Il suono, inteso anche come phoné, è dunque centrale. Il ritmo cadenzato del dialogo sui trampoli, la prosodia estremamente comica che viene sfoggiata (non solo) nelle sequenze di violenza, sono parte integrante della perfetta musicalità dell’opera. È fondamentale, in proposito, la scena del pestaggio nei confronti di un clochard intento a cantare una canzone popolare irlandese ed in seguito a deprecare l’epoca contemporanea. Proprio quando quest’ultimo cessa di cantare la canzonetta popolare, comincia ad esprimersi attraverso una cadenza ritmica che potremmo definire caratteristica di una «prosa» (pedantescamente) lirica, il cui contenuto moralistico di sapore retorico è funzionale all’effetto comico che il regista vuole creare. Il contrasto tra la comicità del film e la disarmante violenza mostrata produce una collisione tra questa e la disarmante violenza mostrata.

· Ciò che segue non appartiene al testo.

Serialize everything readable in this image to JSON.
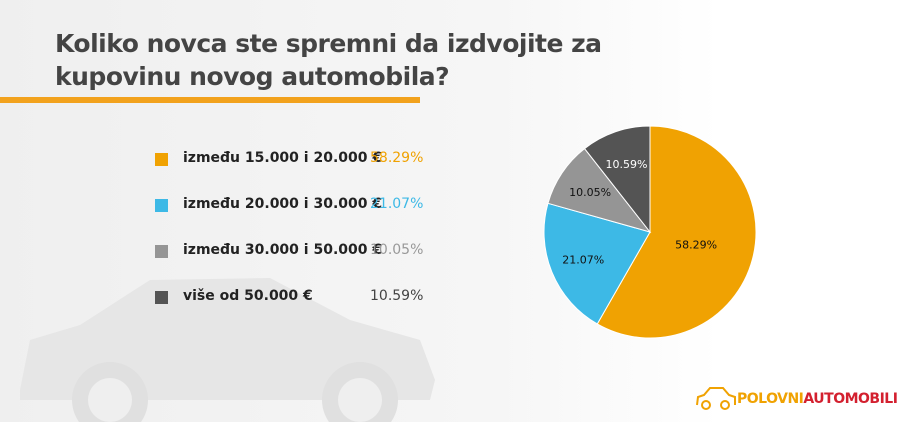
{
  "title_line1": "Koliko novca ste spremni da izdvojite za",
  "title_line2": "kupovinu novog automobila?",
  "chart_data": {
    "type": "pie",
    "title": "Koliko novca ste spremni da izdvojite za kupovinu novog automobila?",
    "categories": [
      "između 15.000 i 20.000 €",
      "između 20.000 i 30.000 €",
      "između 30.000 i 50.000 €",
      "više od 50.000 €"
    ],
    "values": [
      58.29,
      21.07,
      10.05,
      10.59
    ],
    "labels": [
      "58.29%",
      "21.07%",
      "10.05%",
      "10.59%"
    ],
    "colors": [
      "#f0a202",
      "#3db9e6",
      "#959595",
      "#545454"
    ],
    "legend_placement": "left"
  },
  "logo": {
    "part1": "POLOVNI",
    "part2": "AUTOMOBILI",
    "color1": "#f0a202",
    "color2": "#d3202f"
  }
}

D’altronde, a cinquant’anni dall’uscita, il tema della violenza è il motivo per cui il film viene ancora oggi ricordato nella cultura popolare. Lo shock da questa suscitato spiega inoltre l’enorme successo al botteghino che all’epoca il film ebbe in tutto il mondo. La traccia indelebile nella storia del cinema viene confermata dall’utilizzo smodato della violenza nei film d’exploitation degli anni successivi. Si pensi ad esempio a quante pellicole ispirate agli episodi del «Massacro del circeo» sono state realizzate in Italia nel corso degli anni ’70, tutte caratterizzate da un’ispirazione palesemente Kubrickiana e voyeuristica della violenza. Ma questa tendenza verso una violenza sempre più visibile e messa in campo deriva da una serie di episodi tra loro collegati: in primis i film horror della Hammer – a cui Kubrick fa un tributo vestendo Alex con i panni del Dracula di Cristopher Lee – nonché i western di Sam Peckinpah e di Sergio Leone. Non è un caso allora che solo un mese prima fosse uscito nel Regno Unito l’altro film fondamentale, estremamente violento e per certi versi opposto (ma speculare) al film di Kubrick, ovvero Cane di paglia, proprio del sopracitato Peckinpah.